Vorgesetzte können ins Konto Einsicht nehmen
Die Bank gewährt allerdings ihren Mitarbeitern die Kontenführung deshalb spesenfrei, weil sie einerseits einen Anreiz schaffen will, dass die Mitarbeiter ihr die Kontenführung anvertrauen. Andererseits will sie den Mitarbeitern die Unannehmlichkeiten abgelten, die darin bestehen, ihre Einkommens- und Vermögensverhältnisse gegenüber dem Arbeitgeber (und auch einsichtsbefugten anderen Mitarbeitern) offen zulegen.
In der Praxis kann es sich kein Mitarbeiter eines Bankinstituts wirklich aussuchen, wo er sein Gehaltskonto eröffnet. Dies insbesondere aufgrund einer Vielzahl von rechtlichen Vorschriften und Verhaltensgrundsätzen, die Mitarbeiter von Kreditinstituten zu berücksichtigen haben, weshalb die Gebarung von Mitarbeitern einer Überprüfung durch die interne und externe Revision grundsätzlich zugänglich sein muss.

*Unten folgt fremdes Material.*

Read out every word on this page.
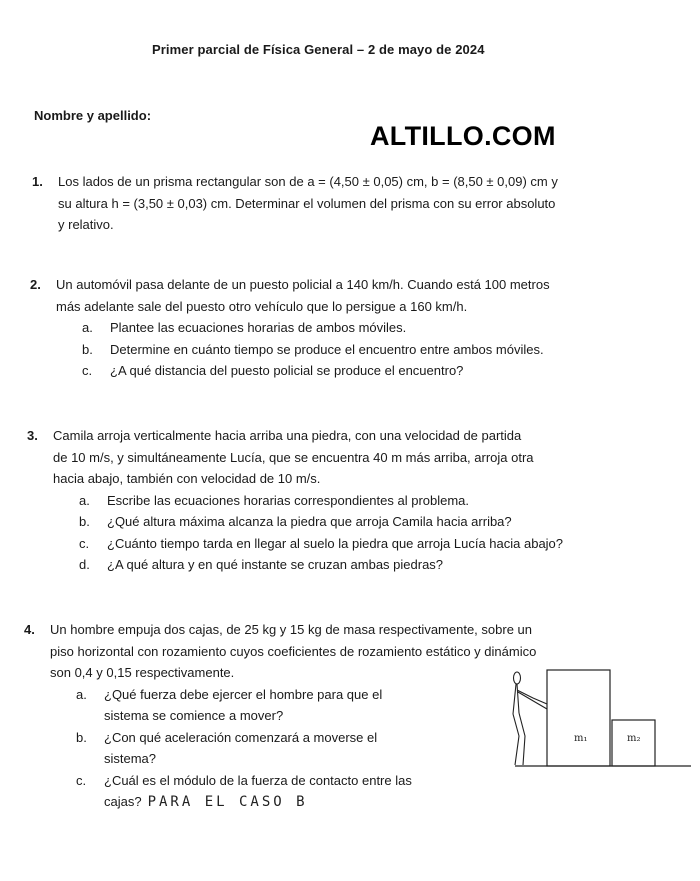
Primer parcial de Física General – 2 de mayo de 2024
Nombre y apellido:
ALTILLO.COM
1. Los lados de un prisma rectangular son de a = (4,50 ± 0,05) cm, b = (8,50 ± 0,09) cm y
su altura h = (3,50 ± 0,03) cm. Determinar el volumen del prisma con su error absoluto
y relativo.
2. Un automóvil pasa delante de un puesto policial a 140 km/h. Cuando está 100 metros
más adelante sale del puesto otro vehículo que lo persigue a 160 km/h.
a. Plantee las ecuaciones horarias de ambos móviles.
b. Determine en cuánto tiempo se produce el encuentro entre ambos móviles.
c. ¿A qué distancia del puesto policial se produce el encuentro?
3. Camila arroja verticalmente hacia arriba una piedra, con una velocidad de partida
de 10 m/s, y simultáneamente Lucía, que se encuentra 40 m más arriba, arroja otra
hacia abajo, también con velocidad de 10 m/s.
a. Escribe las ecuaciones horarias correspondientes al problema.
b. ¿Qué altura máxima alcanza la piedra que arroja Camila hacia arriba?
c. ¿Cuánto tiempo tarda en llegar al suelo la piedra que arroja Lucía hacia abajo?
d. ¿A qué altura y en qué instante se cruzan ambas piedras?
4. Un hombre empuja dos cajas, de 25 kg y 15 kg de masa respectivamente, sobre un
piso horizontal con rozamiento cuyos coeficientes de rozamiento estático y dinámico
son 0,4 y 0,15 respectivamente.
a. ¿Qué fuerza debe ejercer el hombre para que el
sistema se comience a mover?
b. ¿Con qué aceleración comenzará a moverse el
sistema?
c. ¿Cuál es el módulo de la fuerza de contacto entre las
cajas? PARA EL CASO B
m₁	m₂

Wie sollte dies aber im Falle einer Kontoführung bei einer Konkurrenzbank praktisch funktionieren?
Somit muss die Frage erlaubt sein: Kann ein Gratiskonto, über dessen Einrichtung Mitarbeiter faktisch nicht frei bestimmen können, wirklich zu einem "geldwerten Vorteil" führen, oder ist dies nicht eher - in seiner Gesamtheit betrachtet - ein Nachteil?

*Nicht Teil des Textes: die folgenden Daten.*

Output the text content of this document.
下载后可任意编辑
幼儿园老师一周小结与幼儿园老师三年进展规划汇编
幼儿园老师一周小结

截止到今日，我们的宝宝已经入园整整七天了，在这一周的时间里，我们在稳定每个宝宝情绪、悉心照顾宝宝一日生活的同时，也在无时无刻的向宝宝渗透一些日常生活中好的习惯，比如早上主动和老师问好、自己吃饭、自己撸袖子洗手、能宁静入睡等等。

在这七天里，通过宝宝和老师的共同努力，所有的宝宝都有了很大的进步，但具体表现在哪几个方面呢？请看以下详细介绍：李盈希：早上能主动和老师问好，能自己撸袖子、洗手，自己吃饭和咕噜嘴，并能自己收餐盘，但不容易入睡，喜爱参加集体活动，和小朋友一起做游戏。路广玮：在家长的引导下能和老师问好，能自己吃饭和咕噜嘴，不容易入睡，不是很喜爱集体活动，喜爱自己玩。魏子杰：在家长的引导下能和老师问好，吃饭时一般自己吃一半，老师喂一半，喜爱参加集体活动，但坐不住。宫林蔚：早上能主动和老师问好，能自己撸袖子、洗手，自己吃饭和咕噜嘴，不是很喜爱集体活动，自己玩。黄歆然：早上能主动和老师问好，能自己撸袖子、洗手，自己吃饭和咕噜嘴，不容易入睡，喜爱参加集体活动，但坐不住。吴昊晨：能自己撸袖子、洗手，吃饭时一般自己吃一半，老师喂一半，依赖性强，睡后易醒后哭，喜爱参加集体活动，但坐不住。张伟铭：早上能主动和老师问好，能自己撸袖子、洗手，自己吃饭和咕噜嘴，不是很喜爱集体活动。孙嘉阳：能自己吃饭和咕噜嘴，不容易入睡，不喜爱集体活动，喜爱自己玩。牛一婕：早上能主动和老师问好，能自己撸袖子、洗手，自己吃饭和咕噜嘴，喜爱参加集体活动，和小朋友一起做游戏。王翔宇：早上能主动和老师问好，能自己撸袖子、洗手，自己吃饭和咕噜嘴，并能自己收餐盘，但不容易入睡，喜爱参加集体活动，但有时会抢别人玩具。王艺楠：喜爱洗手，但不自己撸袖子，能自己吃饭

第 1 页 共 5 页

Falls man jedoch - aus welchen Gründen auch immer - der Meinung ist, dass ein Gratiskonto wirklich einen Vorteil aus dem Dienstverhältnis darstellt, muss eine Bewertung errechnet werden: Das Gesetz spricht als Wertmaßstab vom "üblichen Mittelwert des Verbrauchsortes". Wie aber ist der "Verbrauchsort" bei Onlinekonten zu sehen? Dabei muss zusätzlich berücksichtigt werden, dass die Konditionengestaltung von Banken sehr unterschiedlich ist und es einem Bankangestellten theoretisch möglich wäre, bei einer Fremdbank ebenfalls ein "Gratiskonto" zu eröffnen. Ein ohnehin bestenfalls theoretisch bestehender Vorteil ist damit keinesfalls gegeben.
Vorteile gibt es nur aus Sicht der einhebenden Stellen, denn diese Nachverrechnungen ergeben ein mögliches jährliches Volumen von rund 4 Millionen Euro und gehen großteils zu Lasten der 75.000 Arbeitnehmer.
Martin Jakoubek ist Revisor und Steuerberater bei einem genossenschaftlichen Revisionsverband in Wien.